Le sue sculture sono attualmente all’interno delle più grandi collezioni private e nei musei più prestigiosi del mondo tra cui: il Centre Pompidou di Parigi, la Collezione Peggy Guggenheim di Venezia, la Tate Gallery di Londra, la Galleria Nazionale d’Arte Moderna di Roma, l’Art Institute di Chicago, ed il Museo d’Arte Contemporanea di Montreal, nonché in diverse collezioni giapponesi come quella del Satagaya Art Museum, l’Hakone Open Air Museum, e i Momat di Tokyo.

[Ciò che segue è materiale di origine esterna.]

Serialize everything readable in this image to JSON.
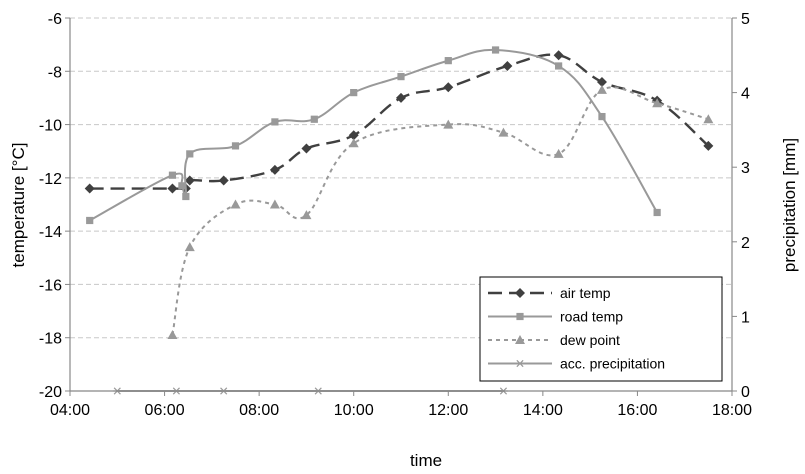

L’esposizione è a cura dello storico dell’arte Alessandro Masi, in collaborazione con Roberta Serra e Chiara Barbato, patrocinata dal Ministero della Cultura e dal Dicastero per la Cultura e l’Educazione del Vaticano, e promossa da Roma Culture, Sovrintendenza Capitolina ai Beni Culturali e dalla Fondazione e Archivio Storico “Pericle Fazzini”.

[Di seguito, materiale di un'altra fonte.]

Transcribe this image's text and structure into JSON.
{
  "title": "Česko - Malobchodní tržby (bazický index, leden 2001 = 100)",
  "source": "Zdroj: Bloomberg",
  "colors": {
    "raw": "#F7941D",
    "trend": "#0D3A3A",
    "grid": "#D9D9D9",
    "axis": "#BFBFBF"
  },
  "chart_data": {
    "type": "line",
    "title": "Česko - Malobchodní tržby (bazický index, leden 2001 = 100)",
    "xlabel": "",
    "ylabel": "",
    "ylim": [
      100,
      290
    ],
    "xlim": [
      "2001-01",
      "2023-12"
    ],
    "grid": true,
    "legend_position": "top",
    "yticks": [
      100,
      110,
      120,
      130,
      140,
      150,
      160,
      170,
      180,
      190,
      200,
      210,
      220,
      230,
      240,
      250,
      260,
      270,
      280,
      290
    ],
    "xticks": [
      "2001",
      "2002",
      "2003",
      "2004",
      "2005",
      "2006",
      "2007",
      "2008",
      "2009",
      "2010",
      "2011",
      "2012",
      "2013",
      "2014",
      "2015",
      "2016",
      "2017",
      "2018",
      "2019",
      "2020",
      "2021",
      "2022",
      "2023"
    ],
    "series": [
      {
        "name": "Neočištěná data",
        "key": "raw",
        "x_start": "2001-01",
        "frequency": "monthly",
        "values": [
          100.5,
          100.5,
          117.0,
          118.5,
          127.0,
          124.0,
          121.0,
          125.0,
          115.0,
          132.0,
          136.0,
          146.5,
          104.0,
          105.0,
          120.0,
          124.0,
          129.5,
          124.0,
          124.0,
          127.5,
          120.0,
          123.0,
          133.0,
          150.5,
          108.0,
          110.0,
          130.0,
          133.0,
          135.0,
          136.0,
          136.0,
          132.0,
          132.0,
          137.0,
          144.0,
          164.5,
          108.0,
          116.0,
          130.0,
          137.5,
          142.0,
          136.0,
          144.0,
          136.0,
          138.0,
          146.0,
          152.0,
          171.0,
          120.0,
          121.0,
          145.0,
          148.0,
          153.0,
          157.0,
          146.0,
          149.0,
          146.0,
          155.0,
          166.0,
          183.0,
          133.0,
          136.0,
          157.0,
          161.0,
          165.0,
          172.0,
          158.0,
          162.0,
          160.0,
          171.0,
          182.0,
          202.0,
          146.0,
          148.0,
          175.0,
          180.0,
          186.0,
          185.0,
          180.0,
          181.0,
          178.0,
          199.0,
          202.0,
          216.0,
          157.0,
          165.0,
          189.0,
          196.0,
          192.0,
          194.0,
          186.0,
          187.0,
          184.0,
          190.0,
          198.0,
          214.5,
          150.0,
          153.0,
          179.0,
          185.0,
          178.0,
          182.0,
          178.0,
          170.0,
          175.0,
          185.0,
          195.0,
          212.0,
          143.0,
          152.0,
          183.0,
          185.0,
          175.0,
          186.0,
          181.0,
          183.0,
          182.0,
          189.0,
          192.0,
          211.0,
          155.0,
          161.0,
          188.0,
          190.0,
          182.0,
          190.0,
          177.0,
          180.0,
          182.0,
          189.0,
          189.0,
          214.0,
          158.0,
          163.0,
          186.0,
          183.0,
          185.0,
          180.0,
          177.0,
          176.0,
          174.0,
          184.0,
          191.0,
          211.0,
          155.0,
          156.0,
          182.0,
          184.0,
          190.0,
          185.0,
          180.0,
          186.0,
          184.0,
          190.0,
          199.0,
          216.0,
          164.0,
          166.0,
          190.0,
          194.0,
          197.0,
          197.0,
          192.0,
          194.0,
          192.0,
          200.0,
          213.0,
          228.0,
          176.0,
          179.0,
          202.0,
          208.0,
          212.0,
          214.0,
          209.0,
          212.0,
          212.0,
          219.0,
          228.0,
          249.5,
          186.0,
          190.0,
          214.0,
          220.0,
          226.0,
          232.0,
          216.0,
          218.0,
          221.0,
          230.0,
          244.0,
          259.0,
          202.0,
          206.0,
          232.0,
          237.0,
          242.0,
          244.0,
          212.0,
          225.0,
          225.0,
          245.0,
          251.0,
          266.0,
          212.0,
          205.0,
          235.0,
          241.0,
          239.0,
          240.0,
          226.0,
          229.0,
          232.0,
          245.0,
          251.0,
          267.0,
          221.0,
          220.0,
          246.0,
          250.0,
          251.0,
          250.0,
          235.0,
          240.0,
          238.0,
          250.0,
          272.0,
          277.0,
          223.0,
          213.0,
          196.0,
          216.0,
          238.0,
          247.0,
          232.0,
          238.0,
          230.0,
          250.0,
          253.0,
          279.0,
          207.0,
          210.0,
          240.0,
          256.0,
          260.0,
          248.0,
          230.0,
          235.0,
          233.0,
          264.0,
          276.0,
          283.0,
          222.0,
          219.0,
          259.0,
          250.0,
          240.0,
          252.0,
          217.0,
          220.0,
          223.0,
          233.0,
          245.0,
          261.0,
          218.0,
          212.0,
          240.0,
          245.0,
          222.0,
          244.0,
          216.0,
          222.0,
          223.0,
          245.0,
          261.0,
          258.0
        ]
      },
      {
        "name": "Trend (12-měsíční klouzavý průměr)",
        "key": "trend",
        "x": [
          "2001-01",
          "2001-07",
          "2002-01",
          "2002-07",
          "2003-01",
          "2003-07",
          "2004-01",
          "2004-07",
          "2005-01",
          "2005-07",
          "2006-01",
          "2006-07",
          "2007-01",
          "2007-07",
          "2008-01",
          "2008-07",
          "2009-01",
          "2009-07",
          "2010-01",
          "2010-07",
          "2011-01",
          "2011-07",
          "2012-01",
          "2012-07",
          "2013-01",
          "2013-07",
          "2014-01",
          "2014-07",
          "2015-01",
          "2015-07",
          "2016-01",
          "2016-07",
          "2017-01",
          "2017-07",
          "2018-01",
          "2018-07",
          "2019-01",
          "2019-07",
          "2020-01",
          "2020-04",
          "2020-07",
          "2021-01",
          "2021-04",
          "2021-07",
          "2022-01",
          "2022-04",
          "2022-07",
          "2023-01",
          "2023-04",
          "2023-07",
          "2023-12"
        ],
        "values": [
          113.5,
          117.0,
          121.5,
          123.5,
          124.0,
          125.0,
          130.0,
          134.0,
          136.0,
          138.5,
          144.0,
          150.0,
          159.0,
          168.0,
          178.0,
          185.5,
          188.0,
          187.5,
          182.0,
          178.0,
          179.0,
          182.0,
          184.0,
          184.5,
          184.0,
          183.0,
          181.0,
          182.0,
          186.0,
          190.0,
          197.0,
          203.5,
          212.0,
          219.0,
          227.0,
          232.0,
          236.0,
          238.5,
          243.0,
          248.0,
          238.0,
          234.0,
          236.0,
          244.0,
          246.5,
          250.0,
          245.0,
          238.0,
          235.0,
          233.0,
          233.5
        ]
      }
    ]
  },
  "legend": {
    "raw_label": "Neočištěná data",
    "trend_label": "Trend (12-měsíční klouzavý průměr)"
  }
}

I servizi museali sono di Zètema Progetto Cultura.

La mostra riattraversa la totale esperienza artistica dell’artista marchigiano, con circa cento capolavori di piccola e grande dimensione, tra legni, bronzi e gessi, disegni e opere grafiche.

Ricordiamo le prime sculture degli anni Trenta e Quaranta come: “Donna nella tempesta”, 1932, e “Sibilla”, 1947, fino ad arrivare ai bozzetti originali della “Resurrezione” della Sala Pier Luigi Nervi in Vaticano.

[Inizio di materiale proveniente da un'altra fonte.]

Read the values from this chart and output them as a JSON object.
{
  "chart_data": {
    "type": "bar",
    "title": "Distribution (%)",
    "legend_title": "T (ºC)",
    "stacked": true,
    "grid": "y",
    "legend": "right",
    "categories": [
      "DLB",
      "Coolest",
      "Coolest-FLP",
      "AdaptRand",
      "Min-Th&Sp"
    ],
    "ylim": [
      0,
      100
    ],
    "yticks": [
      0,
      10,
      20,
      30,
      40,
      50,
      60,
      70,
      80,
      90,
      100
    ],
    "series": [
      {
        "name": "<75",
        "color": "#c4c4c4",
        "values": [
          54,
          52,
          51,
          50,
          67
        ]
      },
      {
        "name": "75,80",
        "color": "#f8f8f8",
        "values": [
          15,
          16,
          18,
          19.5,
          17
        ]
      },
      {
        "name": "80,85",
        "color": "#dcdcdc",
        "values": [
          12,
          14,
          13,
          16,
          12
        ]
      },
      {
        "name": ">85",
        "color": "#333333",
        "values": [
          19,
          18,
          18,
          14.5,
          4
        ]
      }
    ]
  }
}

Ancora, tra le opere più belle presentate c’è il “Ritratto di Anita”, 1933, il “Giovane che declama”, 1937-1938, il “Ritratto di Sibilla Aleramo”, 1947, “l’Uomo che urla”, 1949-1950, e il “Profeta”, 1949, quest’ultimo raramente esposto.

Da evidenziare, inoltre, la maestosa scultura del 1932, “Uscita dall’Arca”, con cui il giovane Fazzini si aggiudicò la borsa di studio per il Pensionato Artistico Nazionale, come già citato, il “Ritratto di Ungaretti” (1936; fusione 1987), e la “Danza”, che lo vide protagonista alla Quadriennale romana del 1935.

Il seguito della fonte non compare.